A woman who was getting married had to provide a large dowry and her future husband had to prove he can provide her a luxurious life she’s used to. Marriage was carefully planed and financial aspects of both families were openly discussed.

1861. wedding dresses, godey's ladies book

After the business aspects were secured, engagement followed. The husband gave his wife a ring, and the woman’s mother was responsible for organizing engagement dinner for the bridal couple. Engagement lasted roughly six months to two years. After the official engaged, couple was allowed more intimacy: they could hold hands in public, take a walk together, ride alone in the open carriage, and even spend some time alone behind closed doors, but only at daytime.

Family life

Women had to ensure that the home is a place of comfort and peace for her husband and family from the stress of industrial Britain. To ensure a respectable household, happiness, comfort and well-being of their families women had to be the mistress of the household and work off her job wisely and effectively. She had to supervise their maids and organize their work, which was not easy because they are most often unreliable.

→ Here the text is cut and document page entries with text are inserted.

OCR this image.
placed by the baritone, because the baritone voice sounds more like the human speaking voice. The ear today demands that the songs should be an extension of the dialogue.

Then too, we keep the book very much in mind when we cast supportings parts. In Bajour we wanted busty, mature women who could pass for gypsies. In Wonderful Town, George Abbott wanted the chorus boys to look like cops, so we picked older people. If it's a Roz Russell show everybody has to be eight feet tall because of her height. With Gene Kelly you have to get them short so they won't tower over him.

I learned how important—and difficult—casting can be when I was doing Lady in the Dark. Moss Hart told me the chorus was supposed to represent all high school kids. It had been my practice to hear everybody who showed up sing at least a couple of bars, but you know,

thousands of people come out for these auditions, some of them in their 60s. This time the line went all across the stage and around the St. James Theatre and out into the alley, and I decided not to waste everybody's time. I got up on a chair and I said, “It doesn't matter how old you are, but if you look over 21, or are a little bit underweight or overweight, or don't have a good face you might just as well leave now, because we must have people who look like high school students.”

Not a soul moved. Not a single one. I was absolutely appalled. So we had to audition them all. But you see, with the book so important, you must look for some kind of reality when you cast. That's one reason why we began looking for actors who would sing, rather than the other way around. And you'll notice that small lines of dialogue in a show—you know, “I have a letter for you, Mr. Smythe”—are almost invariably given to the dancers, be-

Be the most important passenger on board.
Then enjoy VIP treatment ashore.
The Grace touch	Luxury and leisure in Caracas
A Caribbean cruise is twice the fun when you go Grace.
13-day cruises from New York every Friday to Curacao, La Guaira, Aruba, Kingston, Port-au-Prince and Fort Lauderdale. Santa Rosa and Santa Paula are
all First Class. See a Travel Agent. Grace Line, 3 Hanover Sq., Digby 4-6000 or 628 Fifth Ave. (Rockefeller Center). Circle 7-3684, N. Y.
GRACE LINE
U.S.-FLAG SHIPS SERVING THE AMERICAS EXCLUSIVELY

1843. Queen Victoria, Albert and Victoria, Madame Royal

Popular poem The Angel in the House, written in 1854., shows the ideal wife; patient and willing to sacrifice for her family.

Man must be pleased; but him to please

Is woman’s pleasure; down the gulf
Of his condoled necessities
She casts her best, she flings her breast […]

She loves with love that cannot tire;
And when, ah woe, she loves alone,
Through passionate duty love springs higher,
As grass grows taller round a stone.

The woman was supposed to be an angel in the house, always sacrificing for others, always cheerful, charming, nice but above all chaste. Her chastity was supposed to be her chief beauty.

Free time

Aristocratic ladies spent their days embroidering, reading, painting, writing letters, sipping tea or coffee and chatting with their friends. Lady should be her husbands pride, always looking presentable dresses in fashionable apparel. Rich ladies also had a lot of social obligations. They were obliged to organize and attend balls, dinners, dances or tea parties. Theater was also a place of amusement to nineteenth century ladies.

1869. The Game of Billiards by Charles Edouard Boutibonne

At least once a week lady should visit her tailor in order to keep up with the fashion. The biggest shame in ladies life was for sure to be seen in last seasons dress. Unforgivable!

Victorian morality

Sex was a taboo in Victorian era and women had to save themselves for the marriage. If women had sexual contacts with anyone except their husbands they were considered fallen women. Victorian literature and art is full of examples of women paying dearly for straying from moral expectations. Adulteresses met tragic ends in novels such as Anna Karenina by Tolstoy or Madame Bovary by Flaubert.

1877.  Portsmouth Dockyard painting by James Tissot

Education

Women had the opportunity to study refined subjects like history, geography and literature. These subjects were to provide them with interesting, but undeniable topics for discussion. Despite the limitations and stigmatization, some women have succeeded in male subjects such as law, physics, engineering, science and art. These women were pioneers in the struggle for equal education in England. Women rarely had the opportunity to attend universities. It was even said that studying is against women’s nature. Women were to stay more or less an ornament of society.

women_reading

Women today have more privileges but they are indeed denied a privilege to wear such fine dresses.